Colleen Barillari traveled with her family to the Shawnee Mountain Ski Area to watch her husband and children take ski lessons on January 10, 2010.  She was simply a spectator and had not purchased a lift ticket or pass.  Colleen, with a group of other spectators, stood on the slope near a line of tape dividing the instruction area from a ski run. 

While standing on the snow watching, a skier lost control and collided into Colleen.  Colleen suffered injuries to her left leg.

Colleen and her husband filed suit against the resort which is owned by Ski Shawnee Inc. and is located in Monroe County, Pennsylvania.  Ski Shawnee moved for summary judgment, arguing that the Barillaris’ claims are barred by either the Pennsylvania Skier’s Responsibility Act or the traditional common law assumption of risk doctrine. 

 U.S. District Judge Matthew Brann denied the motion Tuesday, finding that Colleen was not skiing at the time of the accident, as required by the cited statutes.

“Although someone wearing skis and standing in the area of Mrs. Barillari and the other spectators on a momentary pause in their run may well have been ‘engaged in the sport,’ that is an entirely different matter from someone who is purely a spectator,” Brann wrote. “Even though a collision with a skier is a prominent injury considered to be inherent in the sport of skiing as contemplated by the statute and the courts, the fact remains that Mrs. Barillari was merely a spectator not engaged in the sport.”
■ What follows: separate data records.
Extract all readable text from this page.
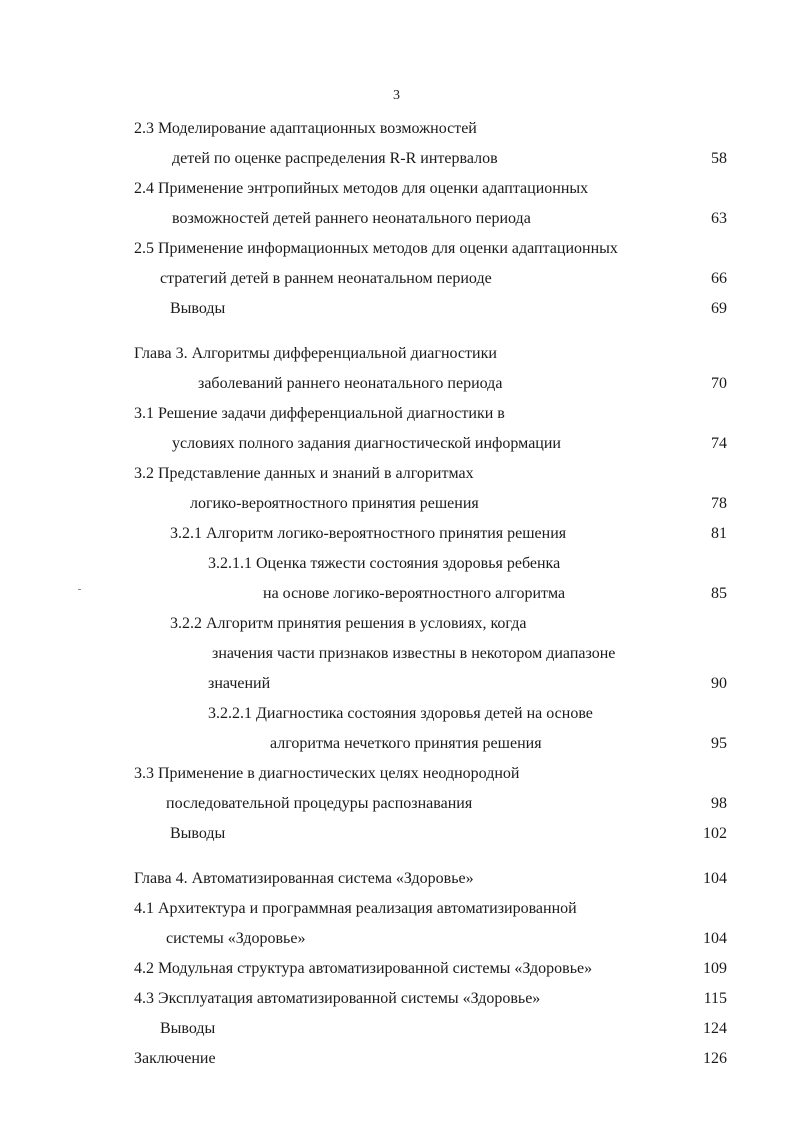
3
2.3 Моделирование адаптационных возможностей
детей по оценке распределения R-R интервалов	58
2.4 Применение энтропийных методов для оценки адаптационных
возможностей детей раннего неонатального периода	63
2.5 Применение информационных методов для оценки адаптационных
стратегий детей в раннем неонатальном периоде	66
Выводы	69
Глава 3. Алгоритмы дифференциальной диагностики
заболеваний раннего неонатального периода	70
3.1 Решение задачи дифференциальной диагностики в
условиях полного задания диагностической информации	74
3.2 Представление данных и знаний в алгоритмах
логико-вероятностного принятия решения	78
3.2.1 Алгоритм логико-вероятностного принятия решения	81
3.2.1.1 Оценка тяжести состояния здоровья ребенка
на основе логико-вероятностного алгоритма	85
3.2.2 Алгоритм принятия решения в условиях, когда
значения части признаков известны в некотором диапазоне
значений	90
3.2.2.1 Диагностика состояния здоровья детей на основе
алгоритма нечеткого принятия решения	95
3.3 Применение в диагностических целях неоднородной
последовательной процедуры распознавания	98
Выводы	102
Глава 4. Автоматизированная система «Здоровье»	104
4.1 Архитектура и программная реализация автоматизированной
системы «Здоровье»	104
4.2 Модульная структура автоматизированной системы «Здоровье»	109
4.3 Эксплуатация автоматизированной системы «Здоровье»	115
Выводы	124
Заключение	126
Furthermore, the ruling holds that since nothing in the record indicates that Colleen was specifically aware of the danger that later befell her, the voluntary assumption of risk doctrine does not apply.

And finally, the judge also threw out the ski resort’s claim that Colleen’s case is directly analogous to a spectator at a baseball game being hit by a foul ball:  “Although a skier crashing into spectators may be a foreseeable risk inherent in the sport of skiing, it is not a necessary and inherent element of that sport.”

The court further held that charging the resort with the ordinary duty of care to protect spectators “will not in any way affect the essence of skiing. The ski resort may erect mesh fences, snow walls, ropes, and other sorts of precautions around the sides and at the base of the slopes without impeding the rhythmic descent of countless alpine enthusiasts.”

A jury will decide whether either or both parties were negligent, the ruling states.